L'affaire est enrôlée en septembre 2009, cela donne à Nouvelles Frontières et sa direction un nouveau temps de réflexion avant une prévisible condamnation dont nous manquerons pas de faire largement écho si elle était prononcée.
alexis Selinger |
Selon une information du journal "le Parisien" reprise par le "Quotidien du Tourisme", Nouvelles Frontières laisserait entendre que l'arrêt rendu en 2005 par la Cour d'appel du tribunal de commerce de Rouen pourrait faire jurisprudence.
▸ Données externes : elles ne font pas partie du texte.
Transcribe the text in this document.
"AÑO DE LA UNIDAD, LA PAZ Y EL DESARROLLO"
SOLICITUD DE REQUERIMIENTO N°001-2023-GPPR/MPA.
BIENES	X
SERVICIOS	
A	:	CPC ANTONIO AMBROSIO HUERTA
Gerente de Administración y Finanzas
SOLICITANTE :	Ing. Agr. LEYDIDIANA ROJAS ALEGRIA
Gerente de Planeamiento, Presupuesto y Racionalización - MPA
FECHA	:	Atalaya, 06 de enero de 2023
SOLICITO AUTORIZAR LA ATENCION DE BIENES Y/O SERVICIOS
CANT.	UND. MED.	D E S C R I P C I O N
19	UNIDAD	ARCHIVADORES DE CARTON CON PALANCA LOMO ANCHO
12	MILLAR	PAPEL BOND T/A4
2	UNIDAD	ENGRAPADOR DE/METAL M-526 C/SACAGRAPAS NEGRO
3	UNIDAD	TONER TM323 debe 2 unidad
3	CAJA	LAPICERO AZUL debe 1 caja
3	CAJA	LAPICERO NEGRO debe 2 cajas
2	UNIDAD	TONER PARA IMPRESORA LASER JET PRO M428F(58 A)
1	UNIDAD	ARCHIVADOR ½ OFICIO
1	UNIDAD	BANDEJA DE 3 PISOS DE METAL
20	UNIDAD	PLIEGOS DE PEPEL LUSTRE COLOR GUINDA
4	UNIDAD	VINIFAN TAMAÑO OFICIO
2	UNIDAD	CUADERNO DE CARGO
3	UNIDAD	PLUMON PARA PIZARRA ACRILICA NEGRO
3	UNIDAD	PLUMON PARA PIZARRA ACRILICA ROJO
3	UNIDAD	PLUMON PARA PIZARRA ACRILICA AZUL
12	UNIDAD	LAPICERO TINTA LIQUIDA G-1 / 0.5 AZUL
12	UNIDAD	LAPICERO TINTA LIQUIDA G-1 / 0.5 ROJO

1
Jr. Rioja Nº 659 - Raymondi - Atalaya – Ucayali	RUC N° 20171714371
"L'ouragan Wilma du 21 octobre 2005 était imprévisible lors de la conclusion du contrat en mai 2004 ; la destruction de 95% des capacités hôtelières rendait impossible pour l'agence la délivrance de la totalité des prestations prévues au contrat ; il est de jurisprudence constante de la Cour de cassation qu'un événement imprévisible et irrésistible dans son effet libère le débiteur d'une obligation de la totalité de ses engagements"
Sans préjuger de la décision de MM. les Président et Juges du Tribunal d'Instance de Bobigny les deux affaires n'ont rien en commun.
L'arbitrage rendu par la Cour d'Appel du Tribunal de Commerce de Rouen portait sur un conflit entre deux professionnels, l'agent de voyages prestataire du forfait et le comité d'entreprise distributeur de celui-ci.
Si l'agence de voyages ne pouvait être dans l'ignorance qu'à la date programmée il y avait risque d'ouragan le comité d'entreprise non plus. En qualité de professionnel du tourisme fusse à vocation sociale ce dernier savait ou aurait du savoir qu'il faisait courir à ses mandants un risque de désagrément plus ou moins important. Par son ampleur l'ouragan Wilma fut effectivement imprévisible et irrésistible, mais le débat ne porte pas sur la seule évaluation des conditions climatiques mais sur la nature et les signataires du contrat.
Dans le cas présent les demandeurs sont des particuliers et l'agent de voyage a nécessairement vis à vis d'eux des obligations d'informations et de conseils plus étendus qu'avec un professionnel.
Comme nulle part sur le site de Nouvelles Frontières il n'est fait mention du risque cyclonique, les membres du collectif sont en droit d'arguer que leur bonne foi a été surprise, s'ils avaient été avertis ils n'auraient pas souscrit au forfait ou tout du moins pas à cette date là.
Second grief le manque de réactivité de Nouvelles Frontières à l'annonce du cyclone et après le passage du cyclone, qui plus est des membres du collectif témoignent qu'il y a eu embarquement vers la Martinique après que l'alerte rouge fut lancée par Météo France.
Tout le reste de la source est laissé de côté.